Le projet d'une Scop est souvent lié à son histoire : création ad-hoc, changement de statut d'une association afin de consolider le modèle économique, reprise d'une entreprise par ses salariés, etc. Parmi les Scop culturelles figurent entre autres la Manufacture chanson (Paris), Akompani (Pantin) ou encore la librairie Les Volcans (Clermont-Ferrand).
La société coopérative d'intérêt collectif (Scic) a un fonctionnement proche de celui de la Scop. Principale différence : le capital est détenu par une diversité de parties prenantes (salariés ou producteurs, clients, bénévoles, collectivités territoriales, fournisseurs…) et la gouvernance est donc collégiale.
Fin 2016, la CG Scop dénombrait 60 Scic culturelles et indiquait que ce statut était plébiscité pour porter des projets culturels de toutes sortes : patrimoine, spectacle vivant, enseignement culturel ou encore production de films. Le multi-sociétariat, l'implication de partenaires nombreux et divers et la possibilité pour les collectivités d'entrer au capital entraînent de fait un modèle atypique d'entreprise d'intérêt collectif, bien souvent territorial.
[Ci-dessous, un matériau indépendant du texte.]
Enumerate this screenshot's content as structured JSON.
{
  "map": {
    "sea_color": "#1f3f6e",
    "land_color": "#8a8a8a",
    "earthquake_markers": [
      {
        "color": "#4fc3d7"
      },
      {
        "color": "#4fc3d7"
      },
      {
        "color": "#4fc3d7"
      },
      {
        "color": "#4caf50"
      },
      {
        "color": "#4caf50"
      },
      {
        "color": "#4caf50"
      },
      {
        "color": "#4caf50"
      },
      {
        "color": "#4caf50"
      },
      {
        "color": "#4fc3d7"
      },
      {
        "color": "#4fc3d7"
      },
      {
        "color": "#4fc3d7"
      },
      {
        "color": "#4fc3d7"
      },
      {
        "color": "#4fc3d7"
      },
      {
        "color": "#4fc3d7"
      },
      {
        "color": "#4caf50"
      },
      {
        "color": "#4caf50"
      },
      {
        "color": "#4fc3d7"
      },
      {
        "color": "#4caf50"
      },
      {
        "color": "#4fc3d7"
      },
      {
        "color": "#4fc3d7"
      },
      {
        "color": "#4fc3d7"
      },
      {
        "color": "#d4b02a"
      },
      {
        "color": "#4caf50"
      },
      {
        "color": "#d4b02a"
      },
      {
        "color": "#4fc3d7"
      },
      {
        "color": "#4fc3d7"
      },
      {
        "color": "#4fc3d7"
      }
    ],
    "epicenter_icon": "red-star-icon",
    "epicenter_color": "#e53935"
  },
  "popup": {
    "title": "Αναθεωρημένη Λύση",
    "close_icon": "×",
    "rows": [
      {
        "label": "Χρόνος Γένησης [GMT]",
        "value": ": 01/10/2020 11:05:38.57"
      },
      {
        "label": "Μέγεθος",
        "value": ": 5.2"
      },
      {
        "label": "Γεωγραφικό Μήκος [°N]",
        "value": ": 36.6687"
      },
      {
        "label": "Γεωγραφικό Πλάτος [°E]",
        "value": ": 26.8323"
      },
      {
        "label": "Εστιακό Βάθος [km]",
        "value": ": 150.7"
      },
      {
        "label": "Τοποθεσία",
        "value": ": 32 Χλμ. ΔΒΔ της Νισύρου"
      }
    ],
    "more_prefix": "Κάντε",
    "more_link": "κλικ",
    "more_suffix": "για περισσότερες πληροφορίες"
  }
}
La formule est donc intéressante pour les projets culturels fortement ancrés dans leur territoire, tels que la Scic Tënk, qui organise depuis Lussas – la ville du célèbre festival – la coopération entre des acteurs du documentaire, pour produire et diffuser de nouveaux films.
Lieux de coopération culturels et artistiques : les lieux intermédiaires
Espaces de travail, de création et parfois de diffusion artistique et culturelle, les lieux intermédiaires sont des lieux de coopération qui permettent la mutualisation de locaux, de services (accompagnement administratif et juridique, aide à la production et à la diffusion, communication, régie technique, conseil artistique, etc.) ou d’équipements entre professionnels de la culture ou de la création artistique.
Selon Opale, de nombreuses appellations sont utilisées à propos de ces lieux intermédiaires - tiers-lieux, lieux alternatifs, hybrides, indépendants ou intermédiaires, friches culturelles, espaces-projets ou encore fabriques artistiques – rendant bien l’hétérogénéité de leurs modèles économiques, juridiques ou de gouvernance mais aussi de leurs actions et de leurs projets.
Ce sont des lieux non institutionnels, multiculturels, accueillant des collectifs d’artistes, souvent implantés sur des friches industrielles et dans leur grande majorité dans des quartiers défavorisés. Leur objectif est d’aller à la rencontre du public quel que soit le lieu, cités, beaux quartiers, territoires ruraux et de créer ainsi une mixité sociale par des initiatives à tarification très réduite voire parfois gratuite dans un climat de convivialité.
Lieux de coopération et de dynamiques collectives, ces espaces qui misent sur les échanges informels entre paires et résidents, ouvrent l’opportunité d’un partage de savoirs et de savoir-faire (conseils, transferts de connaissances et de compétences, échanges d’informations, etc.) en dehors des silos sectoriels et permettent ainsi l’émergence d’une grande inventivité artistique mais aussi sociale.
Enfin, ces lieux à forte dimension territoriale revendiquent une relation horizontale et collaborative avec les publics et organisent, à ce titre, de nombreuses actions sous l’angle de l’interculturalité, du dialogue des cultures : ateliers, rencontres, accueil d’initiatives locales, créations participatives, etc.